FACT: 62% of New Zealanders cannot afford to buy a home

These statistics are pre-Covid. With the return of expat Kiwis who have more money, the prices kept going up. Wealthy Kiwis who could not travel purchased second, or even third homes for domestic holidays. With quantitative easing, investors fear the purchasing power of the Kiwi dollar will drop, so investors are moving cash into property. The 3X multiplier of household income to house price is long gone, meaning the majority of New Zealanders cannot afford what was regarded as a birthright before the 21st century – home ownership. And its not just home ownership. Rents are skyrocketing. It is not unusual for over 50% of income to go to rent. Even if the market collapses, it would be unlikely to return to the healthy 3X multiplier.

There is an answer, but it needs to be in place before a project begins. First, lock in 200 hectares of suitable land at its rural land price, say $40 million. When Kāinga Ora subsequently subdivides the land into 4,000 sections, do not build in a capital gain, so the raw land cost of each section is $10,000 plus the actual cost of subdivision and all improvements. That should lower the land cost to about $100,000. Then, design almost all buildings to be made in an on-site, pop-up factory turning out at least 20 buildings per day with standard “bones”, but custom decoration so the homes do not look cookie-cutter and do reflect the tastes and budget of their first buyer. That should result in a median price of $500,000 or less for a 300 m² three-floor building.
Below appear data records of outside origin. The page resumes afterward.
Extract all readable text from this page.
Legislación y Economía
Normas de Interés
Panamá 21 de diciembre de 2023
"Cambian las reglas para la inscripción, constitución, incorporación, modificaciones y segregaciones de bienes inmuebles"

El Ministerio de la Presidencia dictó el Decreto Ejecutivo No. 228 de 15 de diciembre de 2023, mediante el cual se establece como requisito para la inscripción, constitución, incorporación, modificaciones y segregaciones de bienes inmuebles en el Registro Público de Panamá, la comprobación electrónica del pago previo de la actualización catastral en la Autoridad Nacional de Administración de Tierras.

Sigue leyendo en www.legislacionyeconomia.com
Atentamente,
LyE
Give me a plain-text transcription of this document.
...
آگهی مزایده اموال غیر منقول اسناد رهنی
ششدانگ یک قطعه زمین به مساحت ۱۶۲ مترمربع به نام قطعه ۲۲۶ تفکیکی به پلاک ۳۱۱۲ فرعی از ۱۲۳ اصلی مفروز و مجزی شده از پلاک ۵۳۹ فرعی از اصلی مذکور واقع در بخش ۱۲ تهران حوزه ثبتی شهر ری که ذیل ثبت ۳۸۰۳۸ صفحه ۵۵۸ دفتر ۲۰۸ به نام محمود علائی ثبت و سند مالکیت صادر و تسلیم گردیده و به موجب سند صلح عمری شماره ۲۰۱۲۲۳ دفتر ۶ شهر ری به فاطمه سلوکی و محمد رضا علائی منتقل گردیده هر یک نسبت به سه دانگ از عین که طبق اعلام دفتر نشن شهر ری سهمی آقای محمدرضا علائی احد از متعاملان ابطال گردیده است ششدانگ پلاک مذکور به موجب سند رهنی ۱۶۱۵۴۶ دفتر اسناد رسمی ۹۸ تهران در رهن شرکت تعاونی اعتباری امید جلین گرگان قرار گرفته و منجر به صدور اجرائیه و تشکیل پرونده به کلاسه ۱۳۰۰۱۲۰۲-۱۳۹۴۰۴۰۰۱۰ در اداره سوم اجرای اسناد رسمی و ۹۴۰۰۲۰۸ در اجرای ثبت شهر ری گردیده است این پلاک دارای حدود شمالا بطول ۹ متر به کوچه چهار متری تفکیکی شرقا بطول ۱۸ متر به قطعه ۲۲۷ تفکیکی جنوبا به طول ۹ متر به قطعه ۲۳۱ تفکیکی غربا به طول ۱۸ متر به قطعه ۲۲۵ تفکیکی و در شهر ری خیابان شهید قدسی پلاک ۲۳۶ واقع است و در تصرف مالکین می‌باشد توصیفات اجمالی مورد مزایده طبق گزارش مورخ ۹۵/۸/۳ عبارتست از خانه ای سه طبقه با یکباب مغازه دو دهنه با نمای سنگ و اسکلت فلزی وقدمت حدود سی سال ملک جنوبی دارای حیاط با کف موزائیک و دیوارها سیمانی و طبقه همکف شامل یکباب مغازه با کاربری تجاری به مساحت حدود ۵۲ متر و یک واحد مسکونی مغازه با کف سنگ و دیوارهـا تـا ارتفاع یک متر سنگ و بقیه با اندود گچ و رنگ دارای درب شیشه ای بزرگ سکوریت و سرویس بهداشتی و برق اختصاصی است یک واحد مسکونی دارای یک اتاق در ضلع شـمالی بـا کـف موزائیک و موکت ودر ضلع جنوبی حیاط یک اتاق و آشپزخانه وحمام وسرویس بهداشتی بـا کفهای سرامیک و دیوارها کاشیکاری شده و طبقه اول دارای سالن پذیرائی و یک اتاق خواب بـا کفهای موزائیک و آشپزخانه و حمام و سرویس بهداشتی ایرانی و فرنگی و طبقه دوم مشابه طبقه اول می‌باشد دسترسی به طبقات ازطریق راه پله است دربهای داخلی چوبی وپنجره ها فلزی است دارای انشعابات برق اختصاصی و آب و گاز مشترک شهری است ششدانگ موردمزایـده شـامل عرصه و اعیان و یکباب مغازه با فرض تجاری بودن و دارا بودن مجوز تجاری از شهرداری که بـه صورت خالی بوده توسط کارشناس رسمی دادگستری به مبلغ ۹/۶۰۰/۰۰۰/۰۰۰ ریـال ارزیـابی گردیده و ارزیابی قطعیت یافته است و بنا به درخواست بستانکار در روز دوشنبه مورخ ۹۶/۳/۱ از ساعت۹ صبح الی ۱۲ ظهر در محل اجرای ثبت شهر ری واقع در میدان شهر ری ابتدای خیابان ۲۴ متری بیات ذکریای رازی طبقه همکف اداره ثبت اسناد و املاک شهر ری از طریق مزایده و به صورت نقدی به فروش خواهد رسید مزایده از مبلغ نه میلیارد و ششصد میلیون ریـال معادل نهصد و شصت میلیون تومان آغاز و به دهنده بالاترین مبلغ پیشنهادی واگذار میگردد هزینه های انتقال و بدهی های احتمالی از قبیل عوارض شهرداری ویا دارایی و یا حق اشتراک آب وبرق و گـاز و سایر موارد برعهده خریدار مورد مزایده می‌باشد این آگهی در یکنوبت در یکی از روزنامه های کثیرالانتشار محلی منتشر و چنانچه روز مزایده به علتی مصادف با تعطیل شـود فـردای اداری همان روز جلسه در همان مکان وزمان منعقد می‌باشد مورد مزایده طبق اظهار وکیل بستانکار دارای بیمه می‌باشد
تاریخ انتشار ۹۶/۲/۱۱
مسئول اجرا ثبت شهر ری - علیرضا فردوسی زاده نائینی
Then set aside 20% of the housing in “parallel market”, to ensure regardless of gentrification (which will happen), the community remains a complete, not elite, development.


FACT: 100% of District Council district/unitary plans are transport based

It’s not the RMA purposes – they are noble. It is the fact that every single district plan in New Zealand is transport-based. This means to accomplish the mundane chores of daily life, people have to drive to thrive. It is no accident that CO₂ levels increased 90% since 1990, and the RMA was made law in 1991. Developers do what district plans allow – why rock the boat? This is especially the case in Auckland which is completely dysfunctional – severe road congestion, radically unaffordable housing, massive air pollution. A new way is needed and its on the books: The Urban Development Act 2020 (UDA) offers NZ the power to make this change, but only if Kāinga Ora uses it.

Changing district plans takes a decade or more. It is cumbersome, expensive and compromised. In 2017, central government created a single agency empowered by legislation to be a one-stop entity for major projects of national interest. Without UDA and Kāinga Ora, planning and building sustainable new towns would be impossible. However, with these new powers, it is possible.

What it will take is a consensus in government that the climate emergency, the affordable housing emergency, the cost of living emergency, the national vulnerability to extreme events and a host of other major threats to the nation can be addressed in part by how we design and build new communities. In short, no new transport-based developments should be permitted. Instead, replace them with developments that reduce transport demand to the minimum. Don’t take away people’s cars, take away their need to drive.